Connect Google Ads through the Connectors library so Alta syncs your campaigns, ad groups, and performance metrics to power marketing analytics, metrics, and Luna.

Written by Katie Supporté

Google Ads holds your paid-search campaigns and their spend, clicks, and conversions. Connecting it as a data source through the Connectors library syncs that performance data into your Alta workspace, where it becomes training data for Alta and a foundation for your metrics, dashboards, and Luna analysis. Once it's flowing, you can measure spend efficiency, CPA, and ROAS — and tie ad performance to pipeline. Google Ads connects with credentials.

Who this is for: Marketing and demand-gen teams who want Google Ads performance measured alongside the rest of the funnel in Alta.


Before you start

  • Have your Google Ads Customer ID ready and access to an account that can read it (a manager/MCC account works too).

  • Connect a source only once per workspace. If Google Ads already shows Connected, edit the existing connection.

Connect Google Ads

  1. Open Connectors from the sidebar.

  2. Find Google Ads via the Data tab or the Search data sources box.

  3. Click the Google Ads card to open the Create connector screen.

  4. Fill in the connection fields shown (such as your Customer ID and credentials), then click Create.

  5. Alta runs a connect test. If it fails you'll see The connect test has failed with Google's error — fix the field and retry.

  6. The card then shows Connected and Data is syncing until the first sync finishes.

Choose which tables sync

  1. Open the connection. Google Ads brings in campaigns, ad groups, ads, and performance report tables.

  2. Use the Synced toggle in the Google Ads tables section to control what's pulled in.

  3. Turn off Show only synced tables to see everything available.

Key tables and fields synced

  • campaignsid, name, status, advertising_channel_type, start_date

  • ad_groupsid, name, campaign_id, status

  • campaign performance (report) — date, impressions, clicks, cost_micros, conversions, conversions_value

  • adsid, ad_group_id, type, status

What you can ask this data

Once it's syncing, build it into metrics and dashboards or just ask Luna / Ask AI. For example:

  • "What did we spend by campaign last month?" — sums cost_micros (÷ 1,000,000) grouped by campaign.

  • "What's our cost per conversion?" — divides spend by conversions.

  • "Which campaigns drive the most conversions?" — ranks the performance report by conversions.

  • "How is click-through rate trending?" — trends clicks ÷ impressions over date.

Build your first metric (worked example)

  1. Confirm the campaign performance table shows Last sync — Succeeded.

  2. In Metrics, create a metric measuring spend as sum(cost_micros) / 1,000,000, with date as the date field.

  3. Group by campaign and set the period to weekly.

  4. Save, add to a dashboard, then ask Luna "what did we spend by campaign last week?" to confirm.

Example use cases

  • Paid-media dashboard.

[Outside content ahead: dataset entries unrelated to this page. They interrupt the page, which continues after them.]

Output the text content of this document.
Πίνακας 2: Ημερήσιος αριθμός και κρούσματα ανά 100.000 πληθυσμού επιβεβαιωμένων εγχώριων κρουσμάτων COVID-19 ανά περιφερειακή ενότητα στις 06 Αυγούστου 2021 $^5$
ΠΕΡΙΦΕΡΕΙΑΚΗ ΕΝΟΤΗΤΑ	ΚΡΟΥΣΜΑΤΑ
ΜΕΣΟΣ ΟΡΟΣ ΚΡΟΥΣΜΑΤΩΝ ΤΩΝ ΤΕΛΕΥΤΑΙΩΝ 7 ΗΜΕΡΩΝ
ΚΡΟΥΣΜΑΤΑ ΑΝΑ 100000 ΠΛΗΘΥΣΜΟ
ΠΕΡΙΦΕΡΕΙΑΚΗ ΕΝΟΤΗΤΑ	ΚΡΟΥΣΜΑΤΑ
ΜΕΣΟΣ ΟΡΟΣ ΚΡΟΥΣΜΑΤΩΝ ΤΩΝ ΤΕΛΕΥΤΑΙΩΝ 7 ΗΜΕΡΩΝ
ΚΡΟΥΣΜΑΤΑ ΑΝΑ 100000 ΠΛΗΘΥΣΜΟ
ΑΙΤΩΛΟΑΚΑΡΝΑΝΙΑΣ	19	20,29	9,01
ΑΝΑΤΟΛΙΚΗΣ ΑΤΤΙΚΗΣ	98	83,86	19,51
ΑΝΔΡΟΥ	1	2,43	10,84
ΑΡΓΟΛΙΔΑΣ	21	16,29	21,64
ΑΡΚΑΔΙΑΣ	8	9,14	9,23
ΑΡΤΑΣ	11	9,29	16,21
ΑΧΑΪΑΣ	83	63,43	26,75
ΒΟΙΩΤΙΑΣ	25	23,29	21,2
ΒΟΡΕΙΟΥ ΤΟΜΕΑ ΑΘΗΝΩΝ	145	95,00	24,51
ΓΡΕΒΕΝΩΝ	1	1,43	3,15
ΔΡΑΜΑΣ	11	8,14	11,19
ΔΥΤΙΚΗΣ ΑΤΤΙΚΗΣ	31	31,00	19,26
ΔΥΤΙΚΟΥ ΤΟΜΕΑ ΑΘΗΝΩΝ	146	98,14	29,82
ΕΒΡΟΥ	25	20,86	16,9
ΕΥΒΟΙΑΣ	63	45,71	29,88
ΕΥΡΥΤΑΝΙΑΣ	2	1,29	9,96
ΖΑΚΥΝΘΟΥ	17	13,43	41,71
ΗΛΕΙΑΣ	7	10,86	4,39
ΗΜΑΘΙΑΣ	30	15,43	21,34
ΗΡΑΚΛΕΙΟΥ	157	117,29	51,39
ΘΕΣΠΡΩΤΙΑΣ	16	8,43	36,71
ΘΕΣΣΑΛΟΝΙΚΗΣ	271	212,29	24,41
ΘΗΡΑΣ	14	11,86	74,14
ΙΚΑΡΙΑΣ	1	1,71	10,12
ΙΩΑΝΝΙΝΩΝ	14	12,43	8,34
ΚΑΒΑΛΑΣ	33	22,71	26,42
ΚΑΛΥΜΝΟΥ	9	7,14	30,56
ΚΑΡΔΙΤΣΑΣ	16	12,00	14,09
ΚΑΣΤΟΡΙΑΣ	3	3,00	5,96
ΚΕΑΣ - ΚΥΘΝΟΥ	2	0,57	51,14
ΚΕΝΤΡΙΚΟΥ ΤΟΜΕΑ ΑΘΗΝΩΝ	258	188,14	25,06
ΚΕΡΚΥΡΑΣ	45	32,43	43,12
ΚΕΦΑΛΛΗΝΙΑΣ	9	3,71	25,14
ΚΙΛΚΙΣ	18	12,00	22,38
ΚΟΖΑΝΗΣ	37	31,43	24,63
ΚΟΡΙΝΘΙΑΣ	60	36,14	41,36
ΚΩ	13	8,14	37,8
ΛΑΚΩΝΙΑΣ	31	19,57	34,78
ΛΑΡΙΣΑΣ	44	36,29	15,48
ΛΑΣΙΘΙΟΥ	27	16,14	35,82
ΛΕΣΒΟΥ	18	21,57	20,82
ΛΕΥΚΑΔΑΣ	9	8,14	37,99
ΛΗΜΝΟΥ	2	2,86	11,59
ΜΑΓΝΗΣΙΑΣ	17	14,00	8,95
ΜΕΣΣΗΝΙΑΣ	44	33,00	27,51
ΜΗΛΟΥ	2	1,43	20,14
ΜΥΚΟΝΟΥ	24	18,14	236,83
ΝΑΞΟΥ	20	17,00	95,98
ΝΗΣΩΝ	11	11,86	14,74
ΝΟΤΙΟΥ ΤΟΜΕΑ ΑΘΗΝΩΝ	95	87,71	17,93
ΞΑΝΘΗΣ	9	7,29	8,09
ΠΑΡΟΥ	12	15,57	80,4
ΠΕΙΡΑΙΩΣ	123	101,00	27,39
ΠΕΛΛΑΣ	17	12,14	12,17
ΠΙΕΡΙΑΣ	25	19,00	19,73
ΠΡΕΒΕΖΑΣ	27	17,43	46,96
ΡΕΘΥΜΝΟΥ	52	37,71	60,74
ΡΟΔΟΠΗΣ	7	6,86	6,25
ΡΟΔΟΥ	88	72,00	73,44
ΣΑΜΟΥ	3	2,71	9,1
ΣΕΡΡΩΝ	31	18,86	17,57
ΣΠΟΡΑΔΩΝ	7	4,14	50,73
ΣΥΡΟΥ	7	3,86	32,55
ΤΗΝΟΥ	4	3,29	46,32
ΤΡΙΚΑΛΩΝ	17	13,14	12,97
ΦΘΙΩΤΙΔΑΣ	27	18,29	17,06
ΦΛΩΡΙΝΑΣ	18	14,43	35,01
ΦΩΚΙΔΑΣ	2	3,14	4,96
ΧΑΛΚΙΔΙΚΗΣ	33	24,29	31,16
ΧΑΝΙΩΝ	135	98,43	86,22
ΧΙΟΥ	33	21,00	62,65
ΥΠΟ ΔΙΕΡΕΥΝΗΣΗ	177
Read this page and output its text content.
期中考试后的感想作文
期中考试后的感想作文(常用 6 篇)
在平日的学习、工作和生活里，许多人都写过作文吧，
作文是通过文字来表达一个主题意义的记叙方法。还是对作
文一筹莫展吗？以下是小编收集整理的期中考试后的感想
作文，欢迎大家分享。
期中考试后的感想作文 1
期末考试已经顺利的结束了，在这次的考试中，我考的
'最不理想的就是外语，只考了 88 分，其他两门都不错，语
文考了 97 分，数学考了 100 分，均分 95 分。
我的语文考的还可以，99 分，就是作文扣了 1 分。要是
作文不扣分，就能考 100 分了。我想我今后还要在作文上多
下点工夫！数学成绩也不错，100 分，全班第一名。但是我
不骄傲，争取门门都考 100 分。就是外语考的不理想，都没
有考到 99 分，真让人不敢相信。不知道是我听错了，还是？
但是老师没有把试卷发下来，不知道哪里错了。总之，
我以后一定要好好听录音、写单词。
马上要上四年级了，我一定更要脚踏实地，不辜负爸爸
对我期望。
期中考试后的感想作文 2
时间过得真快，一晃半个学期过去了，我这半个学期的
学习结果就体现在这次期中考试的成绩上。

Spend, clicks, conversions, CPA, and ROAS by campaign over time.

  • Channel efficiency. Compare cost per conversion across campaigns and channel types.

  • Ads-to-pipeline. Combine with CRM data to connect ad conversions to real pipeline and revenue.

  • Budget pacing. Track spend vs. target through the month.

Keep it in sync

  • Sync status shows Last sync (Succeeded/Failed) and the Sync frequency.

  • Click Sync now to refresh immediately; it's disabled while a sync runs.

  • Use the overflow menu () to Disable, Enable, or Delete.

Tips and common pitfalls

  • Cost is in micros. Divide cost_micros by 1,000,000 to get currency.

  • Use the right Customer ID. If you use a manager (MCC) account, point at the child account whose data you want.

  • Recent days shift. Conversions can be attributed after the click, so very recent numbers may still rise.

  • Deleting is permanent. Disable instead to pause.